Comesa to formalise small scale cross-border trade
The Common Market for East and Southern Africa (Comesa) has launched two projects aimed at formalising cross-border trade among small scale businesses.
The move is expected to enhance Malawi’s exports under the block.
This follows the inaugural meeting of the projects steering committee which began on Monday in Lusaka, Zambia.
The first project is a €15 million Regional Small-Scale Cross Border Trade Initiative (SSCBTI) while the second is a €53 million Trade Facilitation Project, both funded by the European Union (EU) under the 11th EU Development Fund.
The Trade Facilitation Programme aims at increasing intra-regional trade flows of goods, persons and services by reducing the costs and delays of imports and exports at specific border posts.
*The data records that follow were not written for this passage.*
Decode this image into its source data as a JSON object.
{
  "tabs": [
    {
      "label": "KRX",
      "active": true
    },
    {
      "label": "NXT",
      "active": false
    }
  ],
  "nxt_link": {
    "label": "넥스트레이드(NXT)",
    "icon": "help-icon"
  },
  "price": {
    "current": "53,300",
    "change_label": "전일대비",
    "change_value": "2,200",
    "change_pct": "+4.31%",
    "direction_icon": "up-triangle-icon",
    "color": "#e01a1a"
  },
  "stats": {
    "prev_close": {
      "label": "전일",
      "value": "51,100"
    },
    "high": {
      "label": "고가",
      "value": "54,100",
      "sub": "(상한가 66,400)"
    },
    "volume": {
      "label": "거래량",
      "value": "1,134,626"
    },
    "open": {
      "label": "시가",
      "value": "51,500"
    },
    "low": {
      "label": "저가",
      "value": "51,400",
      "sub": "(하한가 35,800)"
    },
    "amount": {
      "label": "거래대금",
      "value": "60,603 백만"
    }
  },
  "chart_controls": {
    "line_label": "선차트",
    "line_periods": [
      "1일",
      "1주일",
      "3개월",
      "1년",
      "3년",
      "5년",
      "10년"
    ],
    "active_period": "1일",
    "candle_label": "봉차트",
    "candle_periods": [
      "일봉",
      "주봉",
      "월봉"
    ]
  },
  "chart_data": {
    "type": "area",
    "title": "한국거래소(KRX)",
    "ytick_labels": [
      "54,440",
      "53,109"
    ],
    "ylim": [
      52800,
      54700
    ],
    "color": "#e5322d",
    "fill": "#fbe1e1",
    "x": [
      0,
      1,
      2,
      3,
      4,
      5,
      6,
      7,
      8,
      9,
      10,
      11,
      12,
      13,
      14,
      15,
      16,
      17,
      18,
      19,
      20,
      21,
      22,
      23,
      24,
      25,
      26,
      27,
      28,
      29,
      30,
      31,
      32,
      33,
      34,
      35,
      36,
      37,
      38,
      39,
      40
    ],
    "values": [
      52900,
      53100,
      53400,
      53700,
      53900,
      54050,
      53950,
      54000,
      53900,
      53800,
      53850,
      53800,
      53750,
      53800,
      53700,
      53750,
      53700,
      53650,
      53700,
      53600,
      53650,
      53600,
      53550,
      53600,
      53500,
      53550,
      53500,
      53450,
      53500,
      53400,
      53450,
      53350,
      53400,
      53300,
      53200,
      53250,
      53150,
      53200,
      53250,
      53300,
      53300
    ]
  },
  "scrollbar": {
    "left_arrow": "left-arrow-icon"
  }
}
It is expected that this will be addressed through reduction of non-tariff barriers, implementation of digital Free Trade Area, World Trade Organisation Trade Facilitation Agreement, improvements of the Coordinated Border Management and liberalisation of Trade in Services and free movement of persons.
A statement from Comesa says implementation of the two projects is expected to contribute to higher revenue collection for governments at the borders, increased security and improved incomes for traders.
“The SSCBT initiative is designed to address challenges facing small scale traders which include high transactions costs arising from delays at the border, high taxes and high transport costs; corruption and harassment among others,” reads the statement in part.
Spokesperson in the Ministry of Industry, Trade and Tourism, Mayeso Msokera, said the development is expected to boost government’s revenue and trade for local SMEs.
“The project will promote an inclusive trade regime in the region by facilitating reductions in intra-regional trade transaction costs particularly for our small-scale cross border traders, thereby, increasing their profitability and competitiveness,” Msokera said.
In Comesa region, small scale cross-border trade accounts for 30 percent to 40 percent of total trade.